After scientists collected a number of sediment samples near the DDT waste barrels, the results were equally alarming. The vast majority of the samples had DDT concentrations well below the U.S. government’s safety standard, with one site even reaching contamination levels 40 times the threshold. That explains why the local sea lions have an unprecedented high incidence of cancer, with about 25% of adult sea lions suffering from cancer. Scientists have also found that DDT can cause endocrine disruption in humans and even cause spontaneous abortions in pregnant women. Assuming that this substance has long been in the human diet, then the impact on humans will last for generations.
More ironic thing is, the U.S. government’s Environmental Protection Agency, the U.S. Department of Justice, and the local water control board were surprisingly aware of the toxic waste release site all along. Yet it was never included in the waste disposal area and was never required to be cleaned up. It was not until 2000 that the U.S. government demanded compensation from Montrose and other related companies for this matter. Because the waste barrels were located 3,000 feet below the sea surface, there are few clear records of who dumped them, exactly how extensive the dumping was, and exactly how many waste barrels were dumped. So, the U.S. government chose to be an ostrich and let this huge area of ocean pollution go unchecked.

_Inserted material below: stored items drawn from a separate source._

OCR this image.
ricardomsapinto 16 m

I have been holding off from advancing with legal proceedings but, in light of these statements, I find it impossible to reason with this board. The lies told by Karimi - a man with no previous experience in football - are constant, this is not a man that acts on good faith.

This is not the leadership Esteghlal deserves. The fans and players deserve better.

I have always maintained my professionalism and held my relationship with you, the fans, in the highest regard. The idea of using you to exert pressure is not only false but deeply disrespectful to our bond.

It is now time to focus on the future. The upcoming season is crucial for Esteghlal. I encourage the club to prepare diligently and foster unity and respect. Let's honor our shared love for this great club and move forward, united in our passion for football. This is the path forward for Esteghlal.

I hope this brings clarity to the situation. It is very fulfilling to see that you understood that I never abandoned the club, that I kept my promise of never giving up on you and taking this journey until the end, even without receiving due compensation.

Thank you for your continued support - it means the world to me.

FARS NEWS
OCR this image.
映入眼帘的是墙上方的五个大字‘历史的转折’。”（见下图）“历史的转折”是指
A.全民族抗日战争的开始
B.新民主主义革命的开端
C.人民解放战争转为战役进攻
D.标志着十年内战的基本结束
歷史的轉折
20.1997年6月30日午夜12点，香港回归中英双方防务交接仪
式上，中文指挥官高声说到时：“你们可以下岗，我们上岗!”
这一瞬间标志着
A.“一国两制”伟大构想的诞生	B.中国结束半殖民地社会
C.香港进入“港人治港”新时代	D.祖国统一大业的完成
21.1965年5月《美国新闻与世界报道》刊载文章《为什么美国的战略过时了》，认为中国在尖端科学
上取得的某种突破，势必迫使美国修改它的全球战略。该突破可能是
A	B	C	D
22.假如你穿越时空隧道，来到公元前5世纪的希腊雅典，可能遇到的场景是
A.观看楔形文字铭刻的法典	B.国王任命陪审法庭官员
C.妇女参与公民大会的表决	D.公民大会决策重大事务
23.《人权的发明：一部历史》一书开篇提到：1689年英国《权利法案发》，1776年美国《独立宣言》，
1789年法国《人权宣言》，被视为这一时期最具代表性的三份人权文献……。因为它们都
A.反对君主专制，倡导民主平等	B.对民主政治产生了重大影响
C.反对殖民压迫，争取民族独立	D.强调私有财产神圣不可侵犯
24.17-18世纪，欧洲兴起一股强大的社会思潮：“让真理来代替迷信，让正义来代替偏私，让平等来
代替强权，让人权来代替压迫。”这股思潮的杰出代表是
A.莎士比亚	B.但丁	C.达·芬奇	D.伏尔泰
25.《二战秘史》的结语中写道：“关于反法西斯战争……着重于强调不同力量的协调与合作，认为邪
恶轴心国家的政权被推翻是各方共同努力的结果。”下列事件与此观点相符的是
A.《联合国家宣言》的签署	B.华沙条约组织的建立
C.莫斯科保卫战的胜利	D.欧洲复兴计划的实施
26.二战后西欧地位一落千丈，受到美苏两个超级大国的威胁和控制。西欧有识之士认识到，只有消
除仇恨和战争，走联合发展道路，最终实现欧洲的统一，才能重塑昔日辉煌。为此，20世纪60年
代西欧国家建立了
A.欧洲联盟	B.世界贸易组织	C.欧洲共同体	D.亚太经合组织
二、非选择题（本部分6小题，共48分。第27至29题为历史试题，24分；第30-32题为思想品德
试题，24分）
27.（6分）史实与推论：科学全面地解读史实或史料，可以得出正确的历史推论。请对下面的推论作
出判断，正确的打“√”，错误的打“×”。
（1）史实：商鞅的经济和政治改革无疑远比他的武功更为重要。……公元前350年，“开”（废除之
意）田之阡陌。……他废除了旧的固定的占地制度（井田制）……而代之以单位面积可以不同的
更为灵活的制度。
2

Besides throwing the waste barrels directly into the ocean, DDT chemical factories also choose to dispose of toxic pollutants into the sewer. Of course, the sewer system does not automatically clean up high concentrations of toxic materials, and the waste still ends up in the ocean.
This horrific discharge is not the first time. Back in 2005, the U.S. media exposed that the U.S. military had dumped large amounts of chemicals into the ocean. At the time, a construction team accidentally dug up a mustard gas shell off the coast of New Jersey. The U.S. military, under public pressure, finally admitted that between 1944 and 1970, they dumped over 64 million pounds (about 29,000 tons) of nerve gas, mustard gas agent, hundreds of thousands of chemical explosives, and more than 500 tons of radioactive nuclear waste into the ocean around 11 U.S. states.
Our oceans and natural environment can’t afford any more bullshit waste dumping. A warming climate has already left countless lovely creatures without the habitat they have survived in for generations. As the glaciers melt and the area decreases, mother polar bears who have lost their homes are left to find new habitats with their babies. In addition, the proliferation of plastic products has also left the oceans with tremendous amounts of plastic waste.This affects not only marine life, but contemporary humans already have microplastics in our bodies, a substance that enters the bloodstream and builds up in the body, eventually affecting our own health.
First, the U.S. has been dumping DDT toxic waste into the ocean, and now Japan plans to release nuclear wastewater into the Pacific Ocean. We humans are digging our own graveyard.